Italian is the 4th Most Studied Language
A study by Ethnologue, a research center dedicated to language, revealed that Italian is amongst the most studied languages in the world, coming in fourth place after English, Spanish and Mandarin, and right before French. During the 2016-2017 academic year, it counted 2.145.093 students across 115 countries.
Within the European Union, however, the most studied language is by far English, which is part of the program for 97,3% of secondary school students, followed by French (33,8%), then German (23,1%), Spanish (13,6%), Russian (2,7%) and finally Italian (1,1%)
The numbers are also different within Italy, where, after English, the most studied foreign languages are French (72,3%), Spanish (18,8%) and German (8,7%). Although in many schools, the study of Spanish is rapidly increasing on its way to surpassing French. Interest in studying Mandarin and Arabic is also on the rise, particularly in private schools and universities.
As for the most spoken languages, a rather difficult rating to establish since there is no single way to determine how many people speak a language at a certain time, English is of course number one overall spoken language, (by 190 million people, that is 17% of the global population) followed by Mandarin, which in turn is the most common mothertongue (908,7 million)
Italy comes in 21st place with over 67 million speakers.
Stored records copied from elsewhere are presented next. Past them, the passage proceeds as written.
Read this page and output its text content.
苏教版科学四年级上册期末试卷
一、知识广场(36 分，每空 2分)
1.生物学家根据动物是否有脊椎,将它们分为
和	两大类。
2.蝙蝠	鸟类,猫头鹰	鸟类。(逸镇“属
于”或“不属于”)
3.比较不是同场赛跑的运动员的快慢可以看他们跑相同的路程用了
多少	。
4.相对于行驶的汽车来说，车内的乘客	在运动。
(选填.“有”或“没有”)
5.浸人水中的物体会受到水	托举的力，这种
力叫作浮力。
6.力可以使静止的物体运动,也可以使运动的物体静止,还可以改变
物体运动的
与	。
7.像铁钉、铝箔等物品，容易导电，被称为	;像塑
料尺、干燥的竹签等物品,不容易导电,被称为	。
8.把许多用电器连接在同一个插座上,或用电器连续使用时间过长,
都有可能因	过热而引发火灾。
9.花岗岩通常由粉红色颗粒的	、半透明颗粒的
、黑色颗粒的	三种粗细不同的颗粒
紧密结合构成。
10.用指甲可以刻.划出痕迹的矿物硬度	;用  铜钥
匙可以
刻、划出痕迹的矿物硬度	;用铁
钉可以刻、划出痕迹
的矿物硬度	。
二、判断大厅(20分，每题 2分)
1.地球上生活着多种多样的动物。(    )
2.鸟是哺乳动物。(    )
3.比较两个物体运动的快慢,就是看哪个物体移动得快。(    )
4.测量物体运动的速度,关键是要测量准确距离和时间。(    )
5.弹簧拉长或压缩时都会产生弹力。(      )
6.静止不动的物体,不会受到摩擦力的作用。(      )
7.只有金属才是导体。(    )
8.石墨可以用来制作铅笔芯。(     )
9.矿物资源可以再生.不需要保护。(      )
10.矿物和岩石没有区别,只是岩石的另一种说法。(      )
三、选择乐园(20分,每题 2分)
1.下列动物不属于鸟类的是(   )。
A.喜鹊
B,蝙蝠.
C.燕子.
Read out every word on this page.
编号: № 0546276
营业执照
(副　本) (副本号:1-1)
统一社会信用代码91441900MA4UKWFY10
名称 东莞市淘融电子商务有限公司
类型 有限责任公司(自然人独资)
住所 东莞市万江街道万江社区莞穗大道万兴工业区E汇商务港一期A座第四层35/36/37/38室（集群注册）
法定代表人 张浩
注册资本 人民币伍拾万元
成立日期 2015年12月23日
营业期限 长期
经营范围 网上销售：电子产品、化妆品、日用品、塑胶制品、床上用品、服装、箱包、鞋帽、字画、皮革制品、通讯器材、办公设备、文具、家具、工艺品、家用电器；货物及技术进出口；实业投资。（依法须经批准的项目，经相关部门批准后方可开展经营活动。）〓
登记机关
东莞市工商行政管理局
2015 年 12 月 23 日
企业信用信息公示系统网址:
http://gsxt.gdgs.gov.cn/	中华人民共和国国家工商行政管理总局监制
It is however more diffused as a mothertongue, counting native speakers in 26 different countries as a consequence of widespread Italian emigration.
Overall, it’s quite remarkable that a language such as Italian, which is associated with a restricted geographical area (it is an official language in Italy, San Marino, Vatican City, Switzerland and some areas of Slovenia and Croatia), has such wide-reaching and seemingly growing draw. It certainly speaks to the general appeal of Italian culture worldwide, to the strength and potential of Italian soft power.